Daerah ibu kota itu kemudian berkembang pesat. Namun, banjir tak beranjak pergi. Menurut Restu, 1 Januari 1892, Weltevreden kebanjiran. Seperti ditulis koran Siang Po, banjir terjadi setelah turun hujan lebat selama delapan jam. Curah hujan yang tercatat di Batavia saat itu 286 milimeter. Sebagai catatan, ketinggian curah hujan saat itu jauh lebih tinggi dibandingkan curah hujan rata-rata selama dua hari terakhir, 40-100 mm, yang menyebabkan banjir besar di Jakarta. Artinya, faktor perubahan cuaca boleh diabaikan sebagai penyebab banjir Jakarta.
Setahun kemudian, banjir lebih besar melanda. Hampir seluruh kota terendam. Kampung Pluit Belakang, Sawah Besar, Kandang Sapi, Pasayuran, Kebon Jeruk, Kemayoran Wetan, dan Sumur Batu terendam air hingga 1 meter. Banjir memicu wabah kolera sehingga banyak warga meninggal.
Restu juga mencatat, Batavia kembali kebanjiran pada 1895, 1899, 1904, dan 1909. Pemerintah kolonial dinilai gagal mengatasi banjir. Pada 19 Februari 1909, koran de Locomotief menulis berita berjudul ”Batavia Onder Water”, pelesetan dari singkatan BOW (Burgelijke den Openbare Werken), kantor yang menangani sarana dan prasarana pemerintah, termasuk pengairan.
Sejak itu, banjir di Batavia terus meluas seiring pembengkakan jumlah penduduk. Januari 1918, Batavia dilanda banjir hebat sehingga melumpuhkan aktivitas kota selama sebulan. Belanda coba mengatasi banjir dengan membangun kanal dan pintu air.

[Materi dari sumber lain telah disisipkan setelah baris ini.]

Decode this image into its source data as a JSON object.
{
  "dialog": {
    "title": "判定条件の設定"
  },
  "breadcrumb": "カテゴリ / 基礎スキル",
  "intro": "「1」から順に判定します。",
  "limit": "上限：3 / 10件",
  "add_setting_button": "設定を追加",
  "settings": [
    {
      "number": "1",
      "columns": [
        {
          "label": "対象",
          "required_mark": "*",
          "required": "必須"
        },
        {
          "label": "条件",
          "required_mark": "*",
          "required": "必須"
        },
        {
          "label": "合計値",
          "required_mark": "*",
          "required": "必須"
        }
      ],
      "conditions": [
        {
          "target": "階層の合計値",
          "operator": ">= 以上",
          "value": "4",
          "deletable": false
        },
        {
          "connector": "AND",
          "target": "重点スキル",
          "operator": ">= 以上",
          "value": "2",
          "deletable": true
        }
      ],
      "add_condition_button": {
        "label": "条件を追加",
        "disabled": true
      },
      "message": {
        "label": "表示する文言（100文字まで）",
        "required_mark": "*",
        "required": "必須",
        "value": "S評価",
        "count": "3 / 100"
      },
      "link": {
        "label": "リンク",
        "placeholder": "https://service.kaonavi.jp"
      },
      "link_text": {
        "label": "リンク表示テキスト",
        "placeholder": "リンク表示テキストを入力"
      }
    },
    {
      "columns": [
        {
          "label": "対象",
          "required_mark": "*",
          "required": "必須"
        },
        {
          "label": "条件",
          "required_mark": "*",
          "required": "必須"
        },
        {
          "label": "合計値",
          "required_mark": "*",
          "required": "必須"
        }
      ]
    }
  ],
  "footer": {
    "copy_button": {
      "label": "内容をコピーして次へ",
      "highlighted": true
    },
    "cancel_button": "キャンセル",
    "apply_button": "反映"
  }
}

Peninggalan itu, antara lain, Kanal Banjir Kalimalang, pintu air Matraman, dan pintu air Karet. Kanal Banjir Kalimalang, menurut Restu, bisa menyelamatkan kawasan Menteng dan sekitarnya yang dihuni kalangan elite Belanda dari banjir tahun 1923. Namun, permukiman pribumi di Batavia tetap banjir.
Sistem kanal tidak bisa mengatasi banjir besar yang melanda Batavia pada 1932 dan 1933. ”Kanal itu dibangun bukan untuk menyelesaikan seluruh banjir Jakarta, hanya beberapa kawasan saja, karena air pasti meluber ke daerah lain yang lebih rendah,” kata Restu.
Dari dulu, kanal tidak memberi jaminan, apalagi Kanal Barat yang dirancang Herman van Broeen tahun 1923 dan baru dibuat pada 1973. Proyek itu sudah ketinggalan 50 tahun. Adapun Kanal Timur dibangun pada 2006. ”Sistem Kanal Banjir Kalimalang yang dibuat ketika penduduk Jakarta masih di bawah 800.000 orang saja tidak bisa mengatasi banjir. Anehnya, kita sekarang masih mengandalkan kanal, bahkan mau membangun deep tunnel,” ungkapnya.
Restu mengatakan, kegagalan sistem kanal yang dirintis Belanda karena topografi Jakarta yang datar dan tingginya tingkat sedimentasi.
Sementara itu menurut Ahli geologi Lembaga Ilmu Pengetahuan Indonesia, Jan Sopaheluwakan, mengatakan, banjir Jakarta tak akan bisa diselesaikan dengan sistem kanal karena geologis Jakarta sebenarnya cekungan banjir. Sebaliknya, kawasan utara sekitar Ancol dan Teluk Jakarta mengalami pengangkatan karena proses tektonik. Akibatnya, air dari 13 sungai yang bermuara di Teluk Jakarta tidak bisa mengalir lancar ke laut dan kerap terjebak di cekungan besar Jakarta.
Yaitu Teluk Jakarta tidak bisa membentuk delta, seperti Delta Mahakam di Kalimantan. Endapan kasar yang dibawa sungai-sungai mengendap di cekungan Jakarta sehingga tidak sampai ke laut dan membentuk delta.
Teluk Jakarta, menurut Sopaheluwakan, adalah tinggian lokal, sementara dari Pantai Teluk ke arah darat (ke selatan) adalah kawasan rendahannya. Dataran rendahan (cekungan) ini dibatasi tinggian Ciputat. Jadi, dari barat Ciputat hingga Teluk Jakarta ibarat sebuah mangkuk raksasa. Jakarta tepat berada di tengah mangkuk itu sehingga secara geomorfologi disebut ”dataran banjir Jakarta”.